Espécie invasora avança sobre Nordeste brasileiro e preocupa ambientalistas
Espécie invasora avança sobre Nordeste brasileiro e preocupa ambientalistas
Segundo o Ibama (Instituto Brasileiro do Meio Ambiente e dos Recursos Naturais Renováveis), uma planta exótica, originária da ilha de Madagascar, tem avançado pela Caatinga brasileira e causado impactos ecológicos sobre a cadeia produtiva da carnaúba, palmeira símbolo dos estados do Ceará e do Piauí.
A cadeia de extração da carnaúba, da qual se extrai cera para exportação, movimenta bilhões e gera pelo menos 200 mil empregos diretos e indiretos. A colheita ocorre entre agosto e dezembro, no período de seca do bioma.
A planta invasora, chamada de unha-do-diabo (de nome científico Cryptostegia madagascariensis), é uma trepadeira exótica e agressiva, que tem gerado preocupação entre produtores rurais e o órgão ambiental brasileiro.
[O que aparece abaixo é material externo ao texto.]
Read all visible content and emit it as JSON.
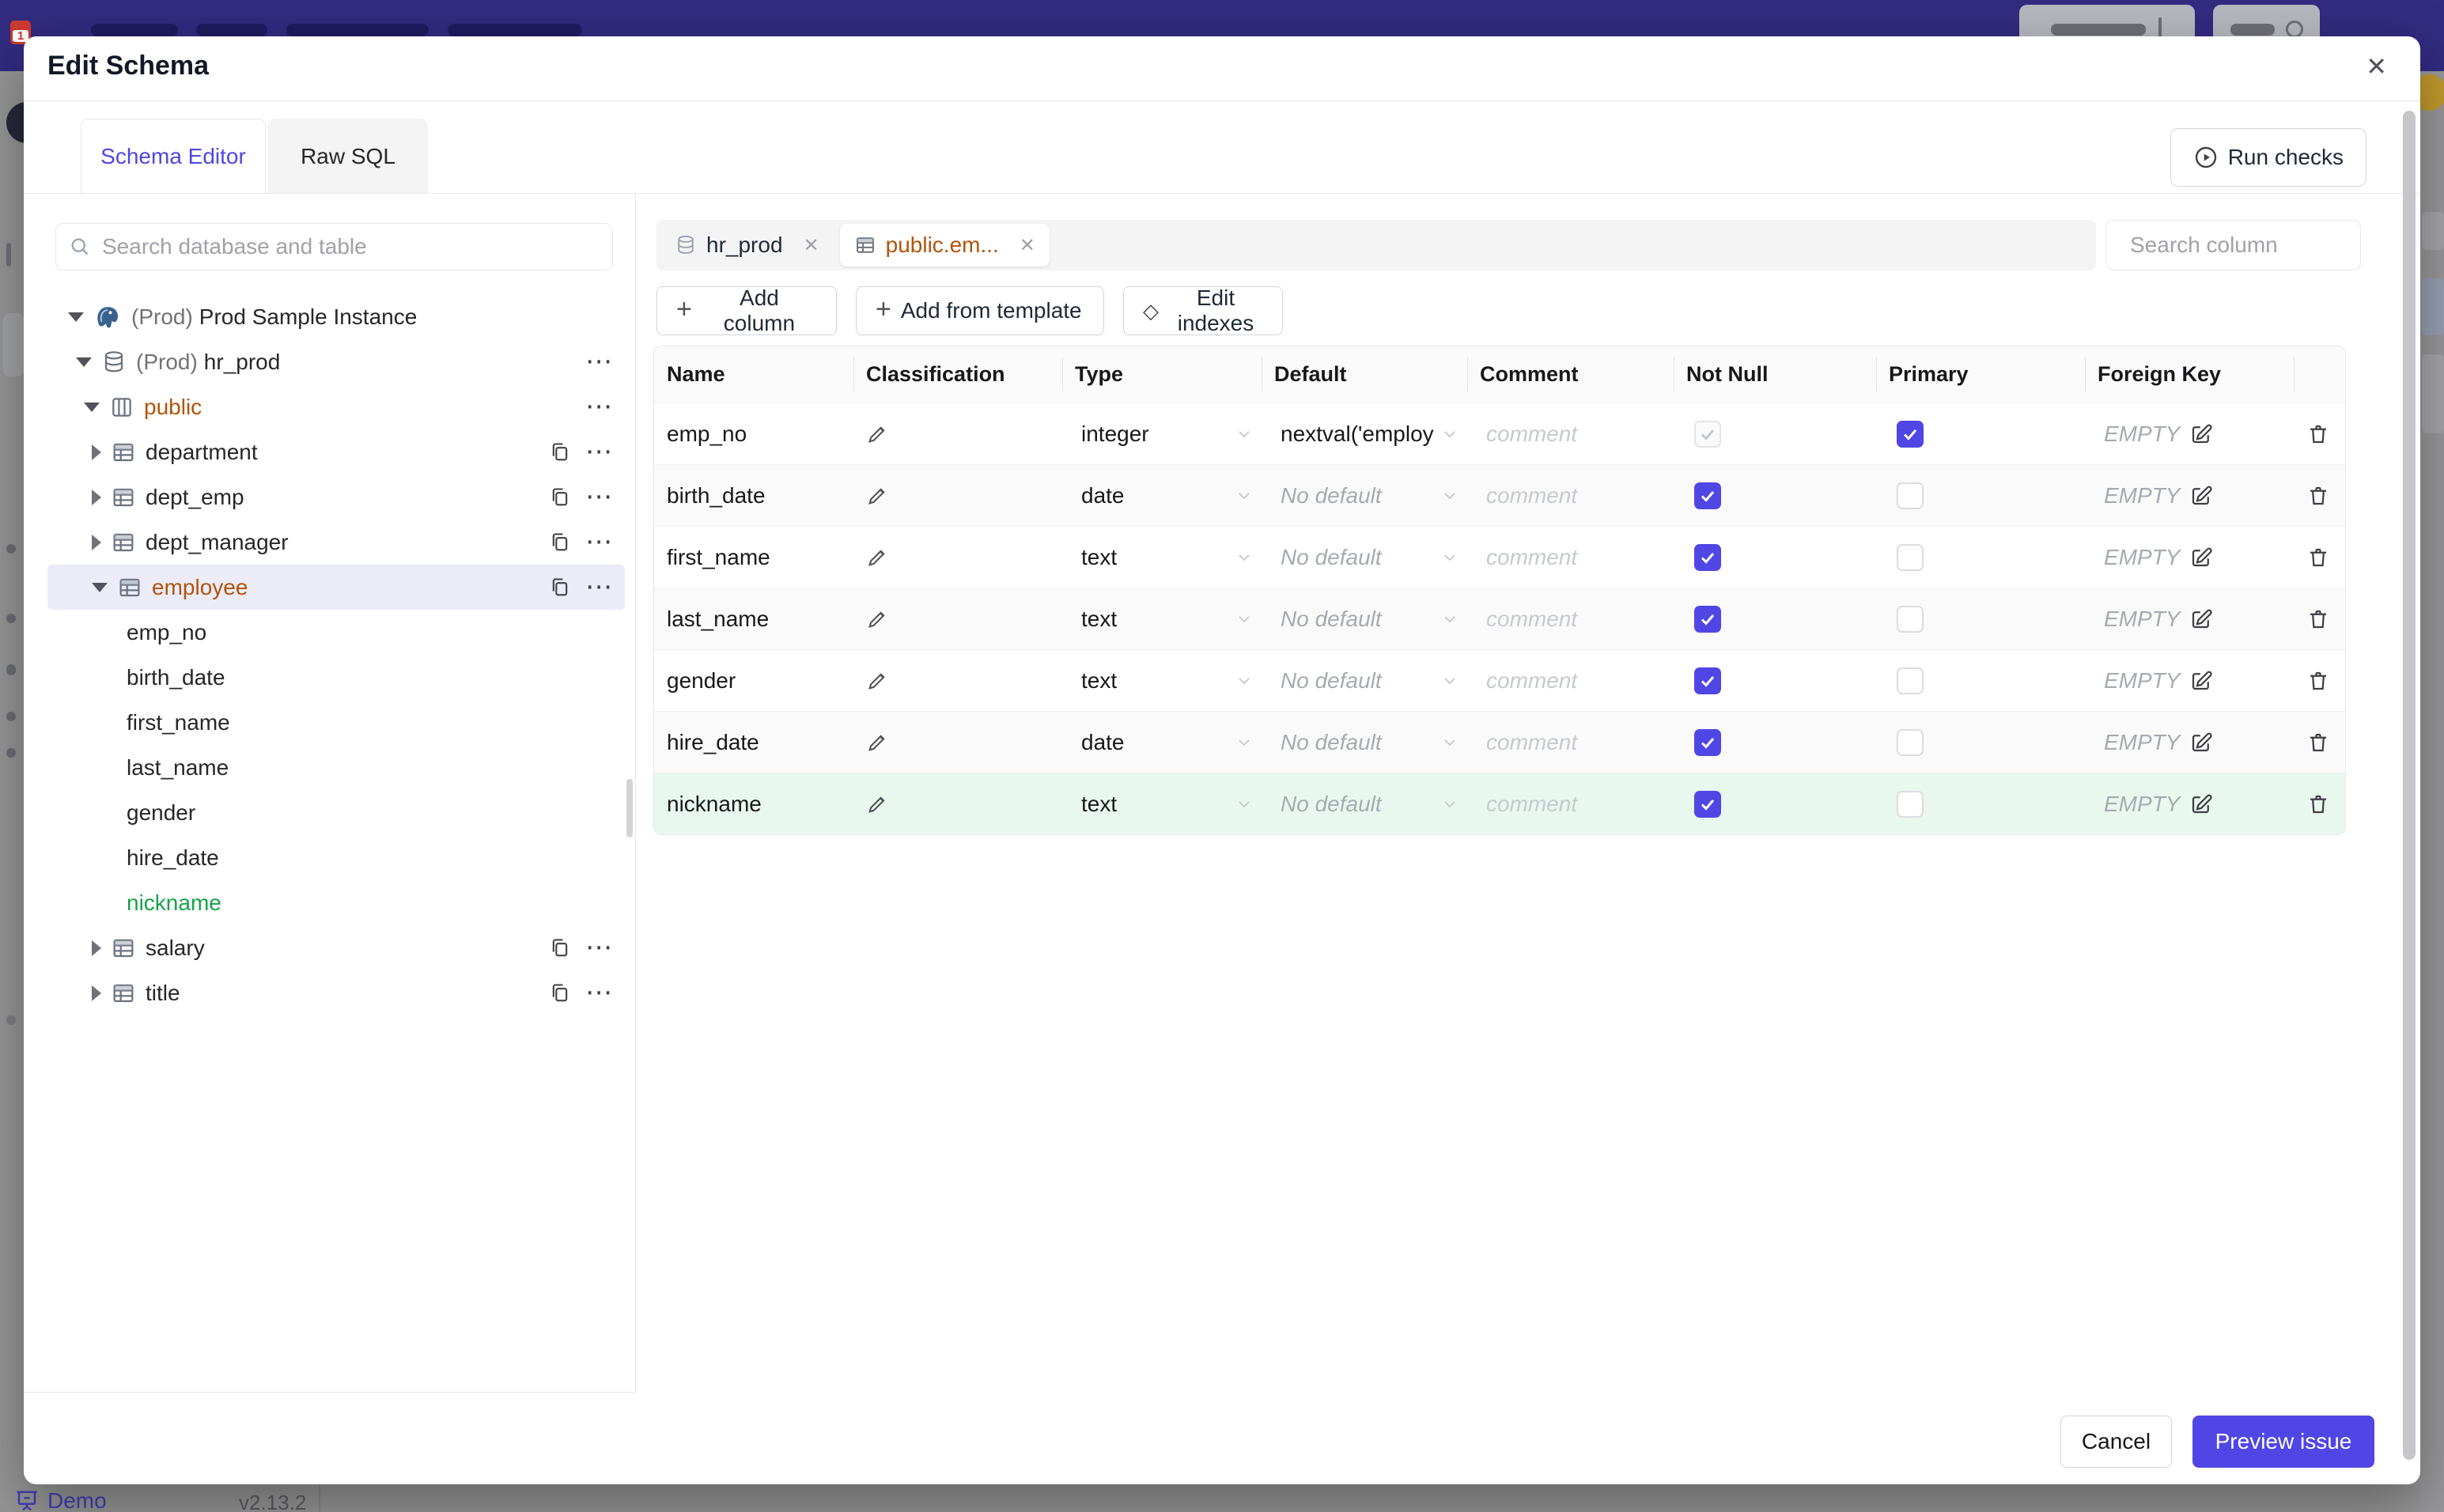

Em maio, o Ibama promoveu um encontro técnico com apoio da Associação Caatinga, a fim de tratar de estratégias para um Plano Nacional de Prevenção, Monitoramento e Manejo da espécie.
A unha-do-diabo é da família Apocynaceae, a mesma de plantas produtoras de látex, como a espirradeira e a seringueira. Veio para o Brasil como planta ornamental, mas escapou do cultivo doméstico e tornou-se invasora em biomas tropicais e subtropicais.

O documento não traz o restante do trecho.